La maggior parte dei vescovi proveniva dalle province bizantine, sottomesse al patriarcato di Costantinopoli, dell'Asia Minore nelle diocesi civili di Ponto e di Asia, mentre minori erano i rappresentanti delle diocesi di Tracia e dell'Illirico. I patriarchi di Antiochia e di Alessandria, Domnino e Apollinare, erano personalmente presenti con un proprio gruppo di vescovi, mentre il patriarca di Gerusalemme era rappresentato da tre vescovi, Stefano di Rafia, Giorgio di Tiberiade e Damiano di Sozusa. Al concilio presero parte anche alcuni vescovi dell'Africa romana, tra cui Sestiliano di Tunes in rappresentanza di Primoso di Cartagine.
Diversamente da altri concili, la lista delle sottoscrizioni del 2 giugno non rispetta l'ordine gerarchico proprio delle Chiese orientali e non presenta perciò alcuna suddivisione dei firmatari in province ecclesiastiche. Inoltre, l'assenza degli atti originali in greco, rende in alcuni casi problematico ricostruire la forma esatta del nome dei vescovi e delle loro sedi di appartenenza.[6]
Nell'ultima seduta conciliare si trovano le uniche sottoscrizioni riportate dagli atti del concilio.
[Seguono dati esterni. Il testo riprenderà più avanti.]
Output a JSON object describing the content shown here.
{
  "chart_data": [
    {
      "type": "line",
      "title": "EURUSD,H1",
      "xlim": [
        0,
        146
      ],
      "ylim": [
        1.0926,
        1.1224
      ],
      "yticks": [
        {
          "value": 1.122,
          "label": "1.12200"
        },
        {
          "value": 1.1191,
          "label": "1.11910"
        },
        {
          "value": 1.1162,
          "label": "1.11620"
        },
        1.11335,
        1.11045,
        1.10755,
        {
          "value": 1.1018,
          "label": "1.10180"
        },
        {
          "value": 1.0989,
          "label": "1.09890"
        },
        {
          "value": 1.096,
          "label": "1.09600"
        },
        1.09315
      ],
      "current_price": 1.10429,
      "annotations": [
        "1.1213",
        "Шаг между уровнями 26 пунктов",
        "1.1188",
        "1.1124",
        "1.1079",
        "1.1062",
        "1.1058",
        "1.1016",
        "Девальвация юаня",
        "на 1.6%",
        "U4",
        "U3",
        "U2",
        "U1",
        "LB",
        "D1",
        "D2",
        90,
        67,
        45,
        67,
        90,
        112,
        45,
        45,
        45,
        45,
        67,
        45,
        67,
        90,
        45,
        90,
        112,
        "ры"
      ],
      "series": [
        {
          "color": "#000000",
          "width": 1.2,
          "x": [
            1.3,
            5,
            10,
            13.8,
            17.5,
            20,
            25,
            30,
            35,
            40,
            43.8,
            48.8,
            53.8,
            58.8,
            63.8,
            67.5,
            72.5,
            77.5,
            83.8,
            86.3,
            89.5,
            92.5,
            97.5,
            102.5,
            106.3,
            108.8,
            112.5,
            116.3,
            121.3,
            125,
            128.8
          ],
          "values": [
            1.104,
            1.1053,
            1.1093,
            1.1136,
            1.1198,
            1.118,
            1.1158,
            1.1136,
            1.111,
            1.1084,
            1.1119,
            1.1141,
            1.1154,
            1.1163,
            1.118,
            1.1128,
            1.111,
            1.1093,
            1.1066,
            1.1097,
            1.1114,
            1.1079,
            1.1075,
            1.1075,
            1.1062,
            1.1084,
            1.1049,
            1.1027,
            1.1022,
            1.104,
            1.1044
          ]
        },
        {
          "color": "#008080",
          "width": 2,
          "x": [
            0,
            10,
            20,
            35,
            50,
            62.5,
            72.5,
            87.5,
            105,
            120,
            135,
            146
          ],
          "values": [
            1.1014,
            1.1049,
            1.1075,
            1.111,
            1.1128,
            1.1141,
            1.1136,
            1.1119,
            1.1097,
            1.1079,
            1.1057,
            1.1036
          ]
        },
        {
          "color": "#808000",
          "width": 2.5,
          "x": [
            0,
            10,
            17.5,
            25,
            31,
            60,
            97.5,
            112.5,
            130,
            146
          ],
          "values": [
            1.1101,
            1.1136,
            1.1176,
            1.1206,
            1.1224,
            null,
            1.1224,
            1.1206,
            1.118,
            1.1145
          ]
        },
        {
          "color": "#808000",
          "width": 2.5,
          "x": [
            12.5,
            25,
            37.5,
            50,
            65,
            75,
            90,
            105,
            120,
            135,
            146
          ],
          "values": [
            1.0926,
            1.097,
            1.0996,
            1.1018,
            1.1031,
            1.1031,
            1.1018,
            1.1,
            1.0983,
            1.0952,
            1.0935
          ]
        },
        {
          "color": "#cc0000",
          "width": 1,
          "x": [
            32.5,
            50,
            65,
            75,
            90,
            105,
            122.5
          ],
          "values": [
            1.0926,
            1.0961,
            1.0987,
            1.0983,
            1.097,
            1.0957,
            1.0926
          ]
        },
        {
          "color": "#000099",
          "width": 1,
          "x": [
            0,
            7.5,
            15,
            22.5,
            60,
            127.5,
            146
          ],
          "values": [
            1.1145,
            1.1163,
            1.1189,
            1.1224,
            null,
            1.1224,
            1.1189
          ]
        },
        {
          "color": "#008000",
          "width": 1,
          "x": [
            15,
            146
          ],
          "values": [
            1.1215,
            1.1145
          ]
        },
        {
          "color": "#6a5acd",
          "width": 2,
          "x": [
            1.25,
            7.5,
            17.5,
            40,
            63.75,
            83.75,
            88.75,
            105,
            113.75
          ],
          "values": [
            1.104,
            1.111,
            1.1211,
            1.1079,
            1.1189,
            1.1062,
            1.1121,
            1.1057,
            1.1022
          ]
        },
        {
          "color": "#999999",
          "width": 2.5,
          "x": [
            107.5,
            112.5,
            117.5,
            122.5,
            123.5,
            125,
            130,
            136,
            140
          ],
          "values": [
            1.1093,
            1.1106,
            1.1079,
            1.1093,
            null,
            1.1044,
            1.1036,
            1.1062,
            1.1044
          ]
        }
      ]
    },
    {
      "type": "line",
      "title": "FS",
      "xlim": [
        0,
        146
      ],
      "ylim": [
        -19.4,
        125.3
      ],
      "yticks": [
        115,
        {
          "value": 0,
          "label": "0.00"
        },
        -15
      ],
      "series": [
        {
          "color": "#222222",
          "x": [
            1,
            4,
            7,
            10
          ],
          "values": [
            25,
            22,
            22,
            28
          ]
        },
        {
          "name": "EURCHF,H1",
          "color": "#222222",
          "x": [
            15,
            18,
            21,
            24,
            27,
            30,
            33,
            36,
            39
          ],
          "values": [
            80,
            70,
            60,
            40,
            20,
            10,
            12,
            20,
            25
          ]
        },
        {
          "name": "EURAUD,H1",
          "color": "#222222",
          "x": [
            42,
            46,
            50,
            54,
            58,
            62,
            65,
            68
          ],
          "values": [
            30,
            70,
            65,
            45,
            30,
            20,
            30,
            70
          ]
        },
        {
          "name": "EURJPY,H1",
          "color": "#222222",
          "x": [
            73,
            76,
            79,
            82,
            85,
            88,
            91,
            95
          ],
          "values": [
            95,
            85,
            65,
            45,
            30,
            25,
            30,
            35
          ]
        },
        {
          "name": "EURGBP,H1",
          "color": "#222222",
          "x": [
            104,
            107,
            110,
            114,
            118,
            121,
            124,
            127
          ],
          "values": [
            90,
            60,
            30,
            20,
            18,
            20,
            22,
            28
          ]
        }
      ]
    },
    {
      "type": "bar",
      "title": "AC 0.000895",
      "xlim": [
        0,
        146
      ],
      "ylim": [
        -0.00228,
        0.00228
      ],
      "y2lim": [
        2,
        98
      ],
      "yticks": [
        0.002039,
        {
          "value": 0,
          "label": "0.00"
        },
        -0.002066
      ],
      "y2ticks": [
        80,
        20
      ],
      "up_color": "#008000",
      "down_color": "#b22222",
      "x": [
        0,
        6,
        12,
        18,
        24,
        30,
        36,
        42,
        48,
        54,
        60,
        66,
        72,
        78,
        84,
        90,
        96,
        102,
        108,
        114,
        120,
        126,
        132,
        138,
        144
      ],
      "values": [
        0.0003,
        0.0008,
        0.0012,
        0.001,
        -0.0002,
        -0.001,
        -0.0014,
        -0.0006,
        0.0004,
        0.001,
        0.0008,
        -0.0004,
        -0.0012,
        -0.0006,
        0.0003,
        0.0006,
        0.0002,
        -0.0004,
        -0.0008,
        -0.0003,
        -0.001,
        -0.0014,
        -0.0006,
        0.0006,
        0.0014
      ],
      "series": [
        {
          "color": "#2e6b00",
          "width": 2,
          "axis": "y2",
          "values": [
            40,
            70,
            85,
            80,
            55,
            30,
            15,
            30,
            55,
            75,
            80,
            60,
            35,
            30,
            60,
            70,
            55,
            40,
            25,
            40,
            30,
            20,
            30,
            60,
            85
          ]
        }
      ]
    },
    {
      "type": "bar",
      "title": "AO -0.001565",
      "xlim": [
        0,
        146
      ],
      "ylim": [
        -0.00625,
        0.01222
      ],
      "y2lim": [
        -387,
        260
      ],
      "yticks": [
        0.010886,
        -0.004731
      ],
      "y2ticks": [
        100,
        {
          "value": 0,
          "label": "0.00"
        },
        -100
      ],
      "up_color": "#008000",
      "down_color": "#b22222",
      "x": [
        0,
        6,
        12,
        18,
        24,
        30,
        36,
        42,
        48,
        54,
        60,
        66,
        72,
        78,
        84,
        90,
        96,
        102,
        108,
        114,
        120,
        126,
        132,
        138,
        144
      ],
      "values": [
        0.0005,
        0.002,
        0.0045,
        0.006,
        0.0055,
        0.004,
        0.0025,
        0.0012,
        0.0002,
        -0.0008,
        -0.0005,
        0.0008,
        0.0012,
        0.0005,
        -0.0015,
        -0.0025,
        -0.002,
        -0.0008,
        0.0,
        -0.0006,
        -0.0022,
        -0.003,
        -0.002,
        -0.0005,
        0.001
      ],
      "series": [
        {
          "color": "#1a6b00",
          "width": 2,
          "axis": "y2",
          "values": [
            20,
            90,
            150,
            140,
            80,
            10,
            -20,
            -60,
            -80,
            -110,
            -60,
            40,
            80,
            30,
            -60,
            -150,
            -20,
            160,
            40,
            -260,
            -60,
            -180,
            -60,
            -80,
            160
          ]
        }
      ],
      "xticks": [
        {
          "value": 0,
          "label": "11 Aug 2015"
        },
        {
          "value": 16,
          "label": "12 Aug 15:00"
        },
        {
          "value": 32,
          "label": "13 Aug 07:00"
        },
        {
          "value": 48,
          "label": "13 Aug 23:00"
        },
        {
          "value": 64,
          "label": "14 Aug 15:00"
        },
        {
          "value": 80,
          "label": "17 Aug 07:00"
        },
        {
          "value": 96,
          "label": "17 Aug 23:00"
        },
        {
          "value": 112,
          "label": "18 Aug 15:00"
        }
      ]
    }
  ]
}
La lista comprende i nomi di 165 vescovi, a cui bisogna aggiungere il vescovo Diogene di Augustopoli, il quale, pur inserito nella lista delle presenze della seduta del 2 giugno, per motivi sconosciuti non sottoscrisse o non poté sottoscrivere gli atti, che furono firmati al suo posto da Megas di Mero.[7]
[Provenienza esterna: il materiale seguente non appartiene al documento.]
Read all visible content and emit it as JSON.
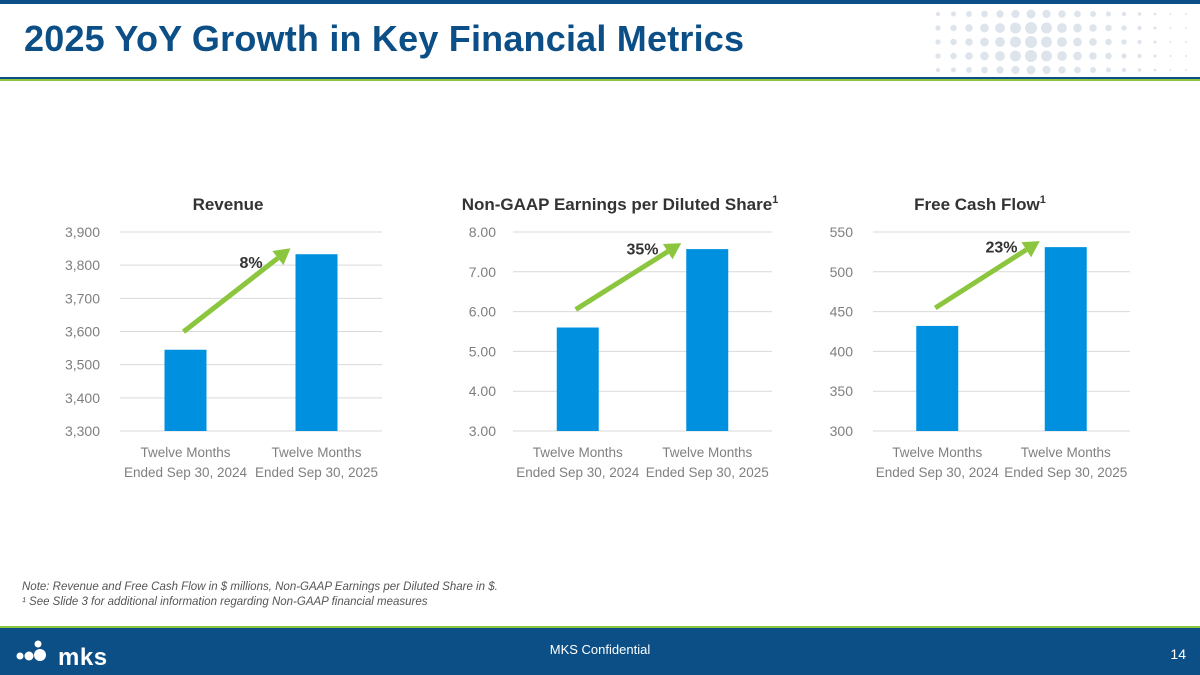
{
  "slide": {
    "title": "2025 YoY Growth in Key Financial Metrics",
    "note_line1": "Note: Revenue and Free Cash Flow in $ millions, Non-GAAP Earnings per Diluted Share in $.",
    "note_line2": "¹ See Slide 3 for additional information regarding Non-GAAP financial measures",
    "footer_center": "MKS Confidential",
    "page_number": "14",
    "logo_text": "mks"
  },
  "colors": {
    "brand_blue": "#0b4f86",
    "bar_blue": "#0090e0",
    "arrow_green": "#8cc63f",
    "gridline": "#d9d9d9"
  },
  "chart_data": [
    {
      "type": "bar",
      "title": "Revenue",
      "superscript": "",
      "categories": [
        [
          "Twelve Months",
          "Ended  Sep 30, 2024"
        ],
        [
          "Twelve Months",
          "Ended Sep 30, 2025"
        ]
      ],
      "values": [
        3545,
        3833
      ],
      "ylim": [
        3300,
        3900
      ],
      "yticks": [
        "3,300",
        "3,400",
        "3,500",
        "3,600",
        "3,700",
        "3,800",
        "3,900"
      ],
      "growth_label": "8%",
      "xlabel": "",
      "ylabel": ""
    },
    {
      "type": "bar",
      "title": "Non-GAAP Earnings per Diluted Share",
      "superscript": "1",
      "categories": [
        [
          "Twelve Months",
          "Ended  Sep 30, 2024"
        ],
        [
          "Twelve Months",
          "Ended Sep 30, 2025"
        ]
      ],
      "values": [
        5.6,
        7.57
      ],
      "ylim": [
        3,
        8
      ],
      "yticks": [
        "3.00",
        "4.00",
        "5.00",
        "6.00",
        "7.00",
        "8.00"
      ],
      "growth_label": "35%",
      "xlabel": "",
      "ylabel": ""
    },
    {
      "type": "bar",
      "title": "Free Cash Flow",
      "superscript": "1",
      "categories": [
        [
          "Twelve Months",
          "Ended  Sep 30, 2024"
        ],
        [
          "Twelve Months",
          "Ended Sep 30, 2025"
        ]
      ],
      "values": [
        432,
        531
      ],
      "ylim": [
        300,
        550
      ],
      "yticks": [
        "300",
        "350",
        "400",
        "450",
        "500",
        "550"
      ],
      "growth_label": "23%",
      "xlabel": "",
      "ylabel": ""
    }
  ]
}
L'elenco che segue, con le sedi di appartenenza di ciascun vescovo, è quello riportato nell'edizione critica degli Acta Conciliorum Oecumenicorum.[8]
Per completare l'elenco dei vescovi che presero parte al concilio, a questi 166 vescovi si devono aggiungere due vescovi che non risultano tra i firmatari delle decisioni dell'ultima sessione, ma che sono inseriti nelle liste di presenza delle diverse sedute conciliari, e cioè Foca di Stobi e Fermo di Tipasa.